1. It should fully buffer all HTTP requests (and large responses).
   Each request should be "corked" in the reverse proxy and sent
   as fast as possible to the backend unicorn processes.  This is
   the most important feature to look for when choosing a
   reverse proxy for unicorn.

2. It should spend minimal time in userspace.  Network (and disk) I/O
   are system-level tasks and usually managed by the kernel.
   This may change if userspace TCP stacks become more popular in the
   future; but the reverse proxy should not waste time with
   application-level logic.  These concerns should be separated

3. It should avoid context switches and CPU scheduling overhead.
   In many (most?) cases, network devices and their interrupts are
   only be handled by one CPU at a time.  It should avoid contention
   within the system by serializing all network I/O into one (or few)
   userspace processes.  Network I/O is not a CPU-intensive task and
   it is not helpful to use multiple CPU cores (at least not for GigE).

4. It should efficiently manage persistent connections (and
   pipelining) to slow clients.  If you care to serve slow clients
   outside your network, then these features of HTTP/1.1 will help.

5. It should (optionally) serve static files.  If you have static
   files on your site (especially large ones), they are far more
   efficiently served with as few data copies as possible (e.g. with
   sendfile() to completely avoid copying the data to userspace).

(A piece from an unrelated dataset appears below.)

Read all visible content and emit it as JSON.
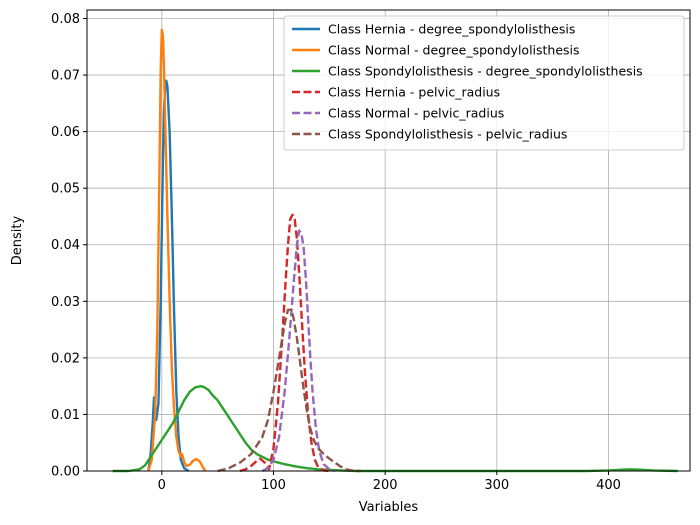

nginx is the only (Free) solution we know of that meets the above
requirements.

Indeed, the folks behind unicorn have deployed nginx as a reverse-proxy not
only for Ruby applications, but also for production applications running
Apache/mod_perl, Apache/mod_php and Apache Tomcat.  In every single
case, performance improved because application servers were able to use
backend resources more efficiently and spend less time waiting on slow
I/O.

== Worse Is Better

Requirements and scope for applications change frequently and
drastically.  Thus languages like Ruby and frameworks like Rails were
built to give developers fewer things to worry about in the face of
rapid change.

On the other hand, stable protocols which host your applications (HTTP
and TCP) only change rarely.  This is why we recommend you NOT tie your
rapidly-changing application logic directly into the processes that deal
with the stable outside world.  Instead, use HTTP as a common RPC
protocol to communicate between your frontend and backend.

In short: separate your concerns.

Of course a theoretical "perfect" solution would combine the pieces
and _maybe_ give you better performance at the end of the day, but
that is not the Unix way.

== Just Worse in Some Cases

unicorn is not suited for all applications.  unicorn is optimized for
applications that are CPU/memory/disk intensive and spend little time
waiting on external resources (e.g. a database server or external API).

unicorn is highly inefficient for Comet/reverse-HTTP/push applications
where the HTTP connection spends a large amount of time idle.
Nevertheless, the ease of troubleshooting, debugging, and management of
unicorn may still outweigh the drawbacks for these applications.